The existing literature mainly focused on GRF, which represents total load on the lower limb. Of the 16 included studies, 11 investigated GRF (nine studies of PT [28,29,30, 32, 33, 35,36,37, 40] and four of PTA [27, 29, 34, 37]), whereas the number was lower for studies exploring knee moment (five studies of PT [29, 30, 32, 33, 40] and two of PTA [27, 29]) and PTF (three studies of PT [28, 29, 37] and four of PTA [27, 29, 34, 37]). We suggest that GRF might not be the ideal variable for JPTs because of the limitations of inverse dynamic modelling. There is a particular lack of study on tendon forces, which could provide improved understanding about force distribution and its relationship with PT. Therefore, we still need to know more about forces acting on the knee, especially PTF, as we know a high load is transmitted across the knee and that it is a primary shock absorber [8].

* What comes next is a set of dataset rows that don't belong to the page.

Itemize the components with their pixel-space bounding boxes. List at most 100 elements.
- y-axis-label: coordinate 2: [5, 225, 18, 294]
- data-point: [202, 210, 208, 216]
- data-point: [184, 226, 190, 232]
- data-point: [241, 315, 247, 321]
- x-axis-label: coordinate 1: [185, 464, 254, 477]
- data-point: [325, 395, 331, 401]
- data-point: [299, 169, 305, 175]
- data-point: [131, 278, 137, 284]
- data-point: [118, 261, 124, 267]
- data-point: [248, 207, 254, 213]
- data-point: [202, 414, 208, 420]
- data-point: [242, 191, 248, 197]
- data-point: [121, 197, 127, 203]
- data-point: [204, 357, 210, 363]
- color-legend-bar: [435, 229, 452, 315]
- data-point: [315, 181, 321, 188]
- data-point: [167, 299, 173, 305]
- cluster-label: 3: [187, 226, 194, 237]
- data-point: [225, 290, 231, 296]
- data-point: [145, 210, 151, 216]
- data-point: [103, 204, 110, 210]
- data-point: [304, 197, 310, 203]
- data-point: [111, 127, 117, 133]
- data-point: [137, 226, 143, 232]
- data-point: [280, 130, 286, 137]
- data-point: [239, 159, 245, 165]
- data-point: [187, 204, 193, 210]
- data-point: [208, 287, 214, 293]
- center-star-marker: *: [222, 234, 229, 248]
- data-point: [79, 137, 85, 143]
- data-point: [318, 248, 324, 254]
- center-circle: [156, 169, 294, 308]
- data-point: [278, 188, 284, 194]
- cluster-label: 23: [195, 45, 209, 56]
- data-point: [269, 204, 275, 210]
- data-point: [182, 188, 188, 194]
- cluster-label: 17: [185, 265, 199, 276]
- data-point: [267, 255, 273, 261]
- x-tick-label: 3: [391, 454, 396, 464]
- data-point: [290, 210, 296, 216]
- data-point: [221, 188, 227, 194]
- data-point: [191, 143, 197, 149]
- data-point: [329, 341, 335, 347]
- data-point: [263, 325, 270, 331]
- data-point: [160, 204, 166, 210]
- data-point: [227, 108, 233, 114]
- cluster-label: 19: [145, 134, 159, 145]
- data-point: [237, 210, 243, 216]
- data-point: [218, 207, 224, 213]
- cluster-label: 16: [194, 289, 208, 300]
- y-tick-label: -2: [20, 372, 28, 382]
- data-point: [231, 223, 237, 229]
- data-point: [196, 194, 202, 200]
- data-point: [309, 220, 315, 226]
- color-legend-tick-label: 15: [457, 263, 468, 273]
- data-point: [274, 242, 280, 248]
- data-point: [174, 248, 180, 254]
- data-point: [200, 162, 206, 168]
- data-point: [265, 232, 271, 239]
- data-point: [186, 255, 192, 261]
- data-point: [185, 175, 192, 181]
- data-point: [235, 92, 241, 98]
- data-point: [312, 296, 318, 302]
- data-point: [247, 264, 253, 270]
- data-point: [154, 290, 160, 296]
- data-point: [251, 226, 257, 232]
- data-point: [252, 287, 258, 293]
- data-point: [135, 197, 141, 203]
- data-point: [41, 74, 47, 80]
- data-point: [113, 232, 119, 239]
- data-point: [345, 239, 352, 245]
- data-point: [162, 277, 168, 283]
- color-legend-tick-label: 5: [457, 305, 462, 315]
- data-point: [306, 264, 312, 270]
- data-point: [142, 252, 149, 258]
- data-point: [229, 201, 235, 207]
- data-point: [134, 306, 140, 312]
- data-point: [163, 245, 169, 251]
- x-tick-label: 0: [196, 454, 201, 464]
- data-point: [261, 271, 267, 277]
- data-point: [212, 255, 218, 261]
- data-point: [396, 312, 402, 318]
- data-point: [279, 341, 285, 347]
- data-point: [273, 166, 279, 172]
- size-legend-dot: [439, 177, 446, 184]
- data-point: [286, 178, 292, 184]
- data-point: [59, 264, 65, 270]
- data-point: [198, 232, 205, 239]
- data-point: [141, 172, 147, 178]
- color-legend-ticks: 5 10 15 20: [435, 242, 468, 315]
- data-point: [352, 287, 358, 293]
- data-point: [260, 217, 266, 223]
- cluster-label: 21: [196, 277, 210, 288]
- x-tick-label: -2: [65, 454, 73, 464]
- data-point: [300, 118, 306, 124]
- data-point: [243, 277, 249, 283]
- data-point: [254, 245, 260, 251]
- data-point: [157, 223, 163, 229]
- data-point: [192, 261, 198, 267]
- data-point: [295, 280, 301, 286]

Future work should also consider non-biomechanical factors alongside biomechanical variables to identify covariates and interactions. Several intrinsic and extrinsic non-biomechanical risk factors increasing the onset of PT in athletes have been identified, with age, height, weight, sex, genetics, alignment of lower limb, flexibility, and increased jump height the main intrinsic factors reported [3, 26]. Extrinsic factors included practising a jumping sport characterized by high demands on speed and power for the leg extensors, the number of training hours (elite athletes > non-elite), amount of training, playing surface, number of jumps performed, playing position, and the high frequency and intensity of training and competition [3, 26, 49,50,51]. It seems plausible that the higher the mechanical overload on the tendon, the greater the risk for developing a PT [3], irrespective of the landing biomechanics. Therefore, future high-quality prospective studies simultaneously measuring plausible biomechanical and non-biomechanical variables—such as workload, clinical examination findings, and psychosocial factors—would be the key approach required to determine what part jump-landing biomechanical factors play in the development or treatment of PT.

4.3 Clinical Implications

At present, only limited guidance can be provided for clinicians. Evidence is only moderate or limited; however, from this, we identified biomechanical variables that are clinically modifiable, to inform professionals managing and trying to prevent PT. Clinicians could initially focus on increasing ankle sagittal plane RoM to improve the absorption of the reaction forces from landing, potentially decreasing the load on the patellar tendon. Another approach would be increasing truncal flexion during landing as this may help reduce pain and tendon forces [29]. Lastly, working on soft landing patterns may be beneficial as this helps decrease landing stiffness by reducing knee joint moments and increasing knee RoM [9, 47]. The risks of such strategies in terms of performance reduction need to be considered, so an alternative approach would be to enhance the athlete’s capacity to deal with such forces during a session and maximise recovery strategies.

5 Conclusion

Landing biomechanics may be associated with PT, but the level of evidence for the majority of variables was limited or very limited and the risk of bias high, despite good applicability. At present, only limited guidance for clinicians and coaches is warranted, with three recommendations that can be summarised around making landings less stiff, at least initially. Specifically, these are improving ankle dorsiflexion–plantarflexion range, optimising truncal–flexion strategies, and using soft landing patterns. The literature quality is currently insufficient for robust recommendations, with high-quality prospective studies now essential to determine whether jump-landing biomechanics play a part in the development or treatment of PT, alongside non-biomechanical factors. Further prospective studies could also establish multi-factorial causality, whereas RCTs could investigate the effects of movement strategies on risk reduction and recovery.